L’année dernière, 1 774 personnes ont été hospitalisées en réanimation à cause de la grippe. Le coût d’une journée dans un service de réanimation est estimé par la Cour des comptes à environ 2 500 euros, et la durée moyenne des hospitalisations y est de huit à dix jours.
Sur ces 1 774 personnes, 80 % n’étaient pas vaccinées contre la grippe. Sachant que le coût du vaccin et du geste vaccinal s’élève à 20 euros, nous nous devons d’avoir en tête cette considération budgétaire. Et c’est un médecin qui le dit !
M. le président.
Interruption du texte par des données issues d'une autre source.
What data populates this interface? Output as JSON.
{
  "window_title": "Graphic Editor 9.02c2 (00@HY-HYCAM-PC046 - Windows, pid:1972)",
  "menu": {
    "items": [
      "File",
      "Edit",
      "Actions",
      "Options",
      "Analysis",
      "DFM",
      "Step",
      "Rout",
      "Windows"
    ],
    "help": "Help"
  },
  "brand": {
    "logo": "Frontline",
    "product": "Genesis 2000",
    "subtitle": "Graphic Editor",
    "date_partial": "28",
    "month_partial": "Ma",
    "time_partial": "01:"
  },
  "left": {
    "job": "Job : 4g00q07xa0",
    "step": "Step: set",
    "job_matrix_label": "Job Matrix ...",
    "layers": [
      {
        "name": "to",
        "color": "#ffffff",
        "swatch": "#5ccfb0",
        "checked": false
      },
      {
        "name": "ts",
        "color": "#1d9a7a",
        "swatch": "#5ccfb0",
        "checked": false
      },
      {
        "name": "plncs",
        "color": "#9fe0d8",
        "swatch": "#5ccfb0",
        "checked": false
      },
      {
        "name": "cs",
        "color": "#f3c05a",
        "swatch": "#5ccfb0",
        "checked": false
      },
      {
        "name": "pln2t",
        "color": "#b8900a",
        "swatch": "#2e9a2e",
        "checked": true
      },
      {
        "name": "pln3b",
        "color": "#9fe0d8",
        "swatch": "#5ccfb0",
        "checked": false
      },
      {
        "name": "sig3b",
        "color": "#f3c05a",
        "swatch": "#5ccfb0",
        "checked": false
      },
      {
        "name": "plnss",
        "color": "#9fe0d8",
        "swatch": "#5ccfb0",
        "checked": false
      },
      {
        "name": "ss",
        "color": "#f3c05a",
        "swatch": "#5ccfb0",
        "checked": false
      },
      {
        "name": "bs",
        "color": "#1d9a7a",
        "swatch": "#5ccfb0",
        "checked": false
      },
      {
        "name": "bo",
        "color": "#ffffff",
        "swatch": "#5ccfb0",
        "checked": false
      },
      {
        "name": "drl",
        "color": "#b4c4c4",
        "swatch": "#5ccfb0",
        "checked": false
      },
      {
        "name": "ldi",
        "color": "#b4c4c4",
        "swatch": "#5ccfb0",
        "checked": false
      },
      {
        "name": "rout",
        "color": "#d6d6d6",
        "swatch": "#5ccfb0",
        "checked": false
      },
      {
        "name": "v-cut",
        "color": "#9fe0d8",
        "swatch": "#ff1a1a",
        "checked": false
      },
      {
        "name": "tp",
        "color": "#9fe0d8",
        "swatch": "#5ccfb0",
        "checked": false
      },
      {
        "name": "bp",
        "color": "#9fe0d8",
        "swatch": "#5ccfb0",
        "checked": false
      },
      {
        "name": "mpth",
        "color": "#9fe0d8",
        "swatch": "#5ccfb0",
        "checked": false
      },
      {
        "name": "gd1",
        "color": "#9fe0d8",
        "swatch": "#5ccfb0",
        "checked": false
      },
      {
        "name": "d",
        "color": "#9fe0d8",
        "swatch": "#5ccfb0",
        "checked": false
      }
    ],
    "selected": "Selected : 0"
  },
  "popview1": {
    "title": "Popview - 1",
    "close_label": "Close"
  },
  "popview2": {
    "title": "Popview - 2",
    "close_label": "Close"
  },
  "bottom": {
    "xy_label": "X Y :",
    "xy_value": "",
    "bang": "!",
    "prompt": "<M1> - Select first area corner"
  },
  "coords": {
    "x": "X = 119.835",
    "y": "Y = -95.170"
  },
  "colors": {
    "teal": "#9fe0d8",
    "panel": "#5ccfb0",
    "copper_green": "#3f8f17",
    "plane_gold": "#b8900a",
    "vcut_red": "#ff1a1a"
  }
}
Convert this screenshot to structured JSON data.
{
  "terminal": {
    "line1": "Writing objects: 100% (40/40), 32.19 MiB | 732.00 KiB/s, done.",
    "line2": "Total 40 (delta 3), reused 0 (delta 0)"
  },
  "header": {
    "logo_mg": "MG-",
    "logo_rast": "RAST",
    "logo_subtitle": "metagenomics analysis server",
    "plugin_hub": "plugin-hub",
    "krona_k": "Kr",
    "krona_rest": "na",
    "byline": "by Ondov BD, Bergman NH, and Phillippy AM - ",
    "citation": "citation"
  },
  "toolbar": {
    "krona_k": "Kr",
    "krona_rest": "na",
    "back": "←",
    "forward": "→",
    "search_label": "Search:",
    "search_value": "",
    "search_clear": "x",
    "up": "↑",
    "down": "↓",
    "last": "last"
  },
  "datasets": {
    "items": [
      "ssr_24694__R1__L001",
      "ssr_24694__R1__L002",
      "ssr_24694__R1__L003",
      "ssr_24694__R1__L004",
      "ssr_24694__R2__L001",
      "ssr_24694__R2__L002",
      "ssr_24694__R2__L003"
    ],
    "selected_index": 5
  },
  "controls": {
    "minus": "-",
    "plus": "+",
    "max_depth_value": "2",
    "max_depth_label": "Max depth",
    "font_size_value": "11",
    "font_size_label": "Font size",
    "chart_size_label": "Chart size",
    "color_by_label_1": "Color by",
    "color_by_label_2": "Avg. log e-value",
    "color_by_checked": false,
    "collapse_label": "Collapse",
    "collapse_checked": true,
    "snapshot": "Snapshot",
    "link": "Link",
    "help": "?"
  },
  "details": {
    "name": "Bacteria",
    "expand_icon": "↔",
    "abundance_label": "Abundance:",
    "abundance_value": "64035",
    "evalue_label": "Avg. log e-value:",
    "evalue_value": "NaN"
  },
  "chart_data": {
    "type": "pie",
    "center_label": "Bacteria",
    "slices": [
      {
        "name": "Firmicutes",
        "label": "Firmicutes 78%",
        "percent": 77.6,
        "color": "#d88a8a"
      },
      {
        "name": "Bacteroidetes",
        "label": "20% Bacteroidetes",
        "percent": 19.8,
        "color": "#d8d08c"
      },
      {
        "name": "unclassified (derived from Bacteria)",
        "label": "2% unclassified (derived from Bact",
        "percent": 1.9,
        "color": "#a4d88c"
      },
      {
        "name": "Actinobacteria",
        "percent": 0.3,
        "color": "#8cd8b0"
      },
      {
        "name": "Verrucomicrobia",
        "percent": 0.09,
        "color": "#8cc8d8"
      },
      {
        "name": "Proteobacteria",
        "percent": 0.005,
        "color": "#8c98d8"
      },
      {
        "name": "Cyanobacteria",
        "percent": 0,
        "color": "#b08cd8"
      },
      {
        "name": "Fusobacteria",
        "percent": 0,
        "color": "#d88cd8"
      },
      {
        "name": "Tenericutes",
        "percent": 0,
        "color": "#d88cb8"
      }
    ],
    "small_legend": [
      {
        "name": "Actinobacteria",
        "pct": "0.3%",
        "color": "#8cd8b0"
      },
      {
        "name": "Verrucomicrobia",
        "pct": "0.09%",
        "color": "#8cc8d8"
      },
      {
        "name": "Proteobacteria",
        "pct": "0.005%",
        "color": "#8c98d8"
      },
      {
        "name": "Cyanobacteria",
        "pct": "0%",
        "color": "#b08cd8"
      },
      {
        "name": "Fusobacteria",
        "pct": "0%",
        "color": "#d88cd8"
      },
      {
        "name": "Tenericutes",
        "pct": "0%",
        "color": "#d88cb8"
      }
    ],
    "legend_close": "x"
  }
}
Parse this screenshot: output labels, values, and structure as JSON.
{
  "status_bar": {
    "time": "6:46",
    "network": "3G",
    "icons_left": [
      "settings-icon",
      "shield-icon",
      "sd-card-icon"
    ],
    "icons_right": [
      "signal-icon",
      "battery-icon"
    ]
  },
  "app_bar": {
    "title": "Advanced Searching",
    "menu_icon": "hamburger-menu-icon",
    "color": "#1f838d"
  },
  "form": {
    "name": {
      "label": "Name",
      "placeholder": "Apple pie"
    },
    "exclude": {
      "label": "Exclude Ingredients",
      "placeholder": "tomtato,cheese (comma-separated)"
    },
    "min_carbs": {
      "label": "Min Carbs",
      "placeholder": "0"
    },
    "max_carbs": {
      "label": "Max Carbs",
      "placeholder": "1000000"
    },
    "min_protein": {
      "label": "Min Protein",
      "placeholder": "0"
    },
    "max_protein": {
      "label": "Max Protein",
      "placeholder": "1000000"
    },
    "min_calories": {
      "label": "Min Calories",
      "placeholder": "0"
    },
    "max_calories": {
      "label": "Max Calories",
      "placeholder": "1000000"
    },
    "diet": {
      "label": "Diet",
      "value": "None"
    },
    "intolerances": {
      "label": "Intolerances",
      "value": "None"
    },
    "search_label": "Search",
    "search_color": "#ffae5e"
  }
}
La parole est à Mme Cathy Apourceau-Poly, pour explication de vote.
Mme Cathy Apourceau-Poly. Cela a déjà été dit, mais je pense que les médecins et les soignants sont, de manière générale, responsables. Beaucoup d’entre eux sont déjà vaccinés, et 80 % des résidents en établissement d’hébergement le sont.
Je le dis, je suis favorable à l’obligation vaccinale. C’est important.
Cela dit, je pense qu’il nous faut faire beaucoup plus de prévention, qu’il faut discuter avec les familles, mais aussi les soignants. Il faut également permettre à chacun de se faire vacciner, ce qui n’est pas toujours le cas, notamment dans les déserts médicaux.
Nous devons faciliter la vaccination et la faire connaître. Par exemple, tout le monde n’est pas au courant que l’on peut se faire vacciner contre la grippe en pharmacie. De fait, des gens me disent qu’ils ne peuvent pas se faire vacciner, car ils n’arrivent pas à prendre rendez-vous chez le médecin.
Il faut faire beaucoup de prévention et beaucoup informer pour que chacun puisse se faire vacciner.
Mon groupe et moi sommes évidemment contre cet amendement.